Anxiety also has an existential dimension, which seems to be unique to human beings. It is an understandable response to the ‘givens’ of existence: our essential aloneness; the pull between the need for autonomy and the need for others; the inevitability of death. Anxiety might also be a feature of our freedom as human beings, because freedom means we also have to take responsibility for the choices we make. You might think saying that anxiety is the price we pay for freedom is making a (philosophical?) claim too far, but I’m sure I’m not the only one who sometimes wishes other people would make those important decisions for me, because it feels too difficult for me and leaves me ‘fearful’. This can be true even at the trivial level, when I’m confronted with too much choice – what to wear, meals on a menu, ice cream flavours.

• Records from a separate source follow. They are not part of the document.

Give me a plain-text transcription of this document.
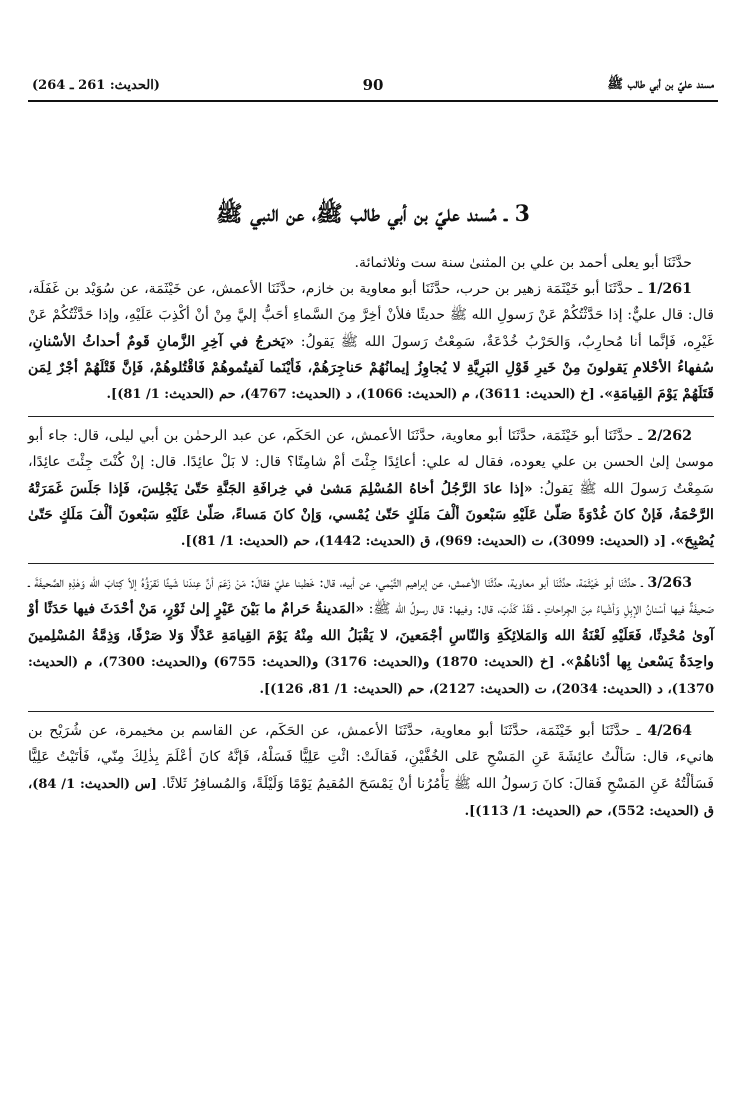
(الحديث: 261 ـ 264)	90	مسند عليّ بن أبي طالب ﷺ
3 ـ مُسند عليّ بن أبي طالب ﷺ، عن النبي ﷺ

حدَّثَنَا أبو يعلى أحمد بن علي بن المثنىٰ سنة ست وثلاثمائة.

1/261 ـ حدَّثَنَا أبو خَيْثَمَة زهير بن حرب، حدَّثَنَا أبو معاوية بن خازم، حدَّثَنَا الأعمش، عن خَيْثَمَة، عن سُوَيْد بن غَفَلَة، قال: قال عليٌّ: إذا حَدَّثْتُكُمْ عَنْ رَسولِ الله ﷺ حديثًا فلأنْ أخِرَّ مِنَ السَّماءِ أحَبُّ إليَّ مِنْ أنْ أكْذِبَ عَلَيْهِ، وإذا حَدَّثْتُكُمْ عَنْ غَيْرِه، فَإنَّما أنا مُحارِبٌ، وَالحَرْبُ خُدْعَةٌ، سَمِعْتُ رَسولَ الله ﷺ يَقولُ: «يَخرجُ في آخِرِ الزَّمانِ قَومٌ أحداثُ الأسْنانِ، سُفهاءُ الأحْلامِ يَقولونَ مِنْ خَيرِ قَوْلِ البَرِيَّةِ لا يُجاوِزُ إيمانُهُمْ حَناجِرَهُمْ، فَأيْنَما لَقيتُموهُمْ فَاقْتُلوهُمْ، فَإنَّ قَتْلَهُمْ أجْرٌ لِمَن قَتَلَهُمْ يَوْمَ القِيامَةِ». [خ (الحديث: 3611)، م (الحديث: 1066)، د (الحديث: 4767)، حم (الحديث: 1/ 81)].

2/262 ـ حدَّثَنَا أبو خَيْثَمَة، حدَّثَنَا أبو معاوية، حدَّثَنَا الأعمش، عن الحَكَم، عن عبد الرحمٰن بن أبي ليلى، قال: جاء أبو موسىٰ إلىٰ الحسن بن علي يعوده، فقال له علي: أعائِدًا جِئْتَ أمْ شامِتًا؟ قال: لا بَلْ عائِدًا. قال: إنْ كُنْتَ جِئْتَ عائِدًا، سَمِعْتُ رَسولَ الله ﷺ يَقولُ: «إذا عادَ الرَّجُلُ أخاهُ المُسْلِمَ مَشىٰ في خِرافَةِ الجَنَّةِ حَتّىٰ يَجْلِسَ، فَإذا جَلَسَ غَمَرَتْهُ الرَّحْمَةُ، فَإنْ كانَ غُدْوَةً صَلّىٰ عَلَيْهِ سَبْعونَ ألْفَ مَلَكٍ حَتّىٰ يُمْسي، وَإنْ كانَ مَساءً، صَلّىٰ عَلَيْهِ سَبْعونَ ألْفَ مَلَكٍ حَتّىٰ يُصْبِحَ». [د (الحديث: 3099)، ت (الحديث: 969)، ق (الحديث: 1442)، حم (الحديث: 1/ 81)].

3/263 ـ حدَّثَنَا أبو خَيْثَمَة، حدَّثَنَا أبو معاوية، حدَّثَنَا الأعمش، عن إبراهيم التَّيْمي، عن أبيه، قال: خَطبنا عليّ فقالَ: مَنْ زَعَمَ أنَّ عِندَنا شَيئًا نَقرَؤُهُ إلاّ كِتابَ الله وَهٰذِهِ الصَّحيفَةَ ـ صَحيفَةٌ فيها أسْنانُ الإبِلِ وَأشْياءُ مِنَ الجِراحاتِ ـ فَقَدْ كَذَبَ، قال: وفيها: قال رسولُ الله ﷺ: «المَدينةُ حَرامٌ ما بَيْنَ عَيْرٍ إلىٰ ثَوْرٍ، مَنْ أحْدَثَ فيها حَدَثًا أوْ آوىٰ مُحْدِثًا، فَعَلَيْهِ لَعْنَةُ الله وَالمَلائِكَةِ وَالنّاسِ أجْمَعينَ، لا يَقْبَلُ الله مِنْهُ يَوْمَ القِيامَةِ عَدْلًا وَلا صَرْفًا، وَذِمَّةُ المُسْلِمينَ واحِدَةٌ يَسْعىٰ بِها أدْناهُمْ». [خ (الحديث: 1870) و(الحديث: 3176) و(الحديث: 6755) و(الحديث: 7300)، م (الحديث: 1370)، د (الحديث: 2034)، ت (الحديث: 2127)، حم (الحديث: 1/ 81، 126)].

4/264 ـ حدَّثَنَا أبو خَيْثَمَة، حدَّثَنَا أبو معاوية، حدَّثَنَا الأعمش، عن الحَكَم، عن القاسم بن مخيمرة، عن شُرَيْح بن هانيء، قال: سَألْتُ عائِشَةَ عَنِ المَسْحِ عَلى الخُفَّيْنِ، فَقالَتْ: ائْتِ عَلِيًّا فَسَلْهُ، فَإنَّهُ كانَ أعْلَمَ بِذٰلِكَ مِنّي، فَأتَيْتُ عَلِيًّا فَسَألْتُهُ عَنِ المَسْحِ فَقالَ: كانَ رَسولُ الله ﷺ يَأْمُرُنا أنْ يَمْسَحَ المُقيمُ يَوْمًا وَلَيْلَةً، وَالمُسافِرُ ثَلاثًا. [س (الحديث: 1/ 84)، ق (الحديث: 552)، حم (الحديث: 1/ 113)].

Anxiety can also lead to problems elsewhere. Anger and fear are very closely related in physiological terms, as both are natural reactions to threats. Chronic anxiety can leave a person feeling constantly angry, without necessarily knowing what that anger is ‘about’. Depression is also commonly experienced side-by-side with anxiety. When we can ‘deal with’ what life asks of us we might feel stretched but we also have a sense of achievement. When pushed beyond our normal coping capabilities and we can’t rise to those challenges, we might feel defeated and negative. Negative thoughts and feelings about ‘self’ are often a precursor to depression. Chronic anxiety also effects mood, sleep, social activity...all of which can also lead to depression. And so the vicious circle goes on.
The first step to dealing with anxiety is in acknowledging that something is wrong. The hardest part can be actually articulating the problem, as anxiety can often be difficult to pin down to any one thing. This might be where counselling could help. Person-centred counselling will aim to facilitate congruence (being real and honest with yourself). It will also support you as you work towards self-acceptance. Importantly, it will create a safe space in which you can explore some of the things you experience as ‘threats’ and how they affect you. This might involve giving some attention to emotional regulation or relaxation techniques e.g. how to bring the physical response under control so that it doesn’t overwhelm you.
It’s important to remind ourselves that we are only human. Worry and fear are part of the human condition; as rational beings, we have an inbuilt capacity for moments of ‘irrationality’ (and I use that word with caution). Perhaps life would be easier if we were more like the Zebra. But I’m not sure it would anywhere near as rich.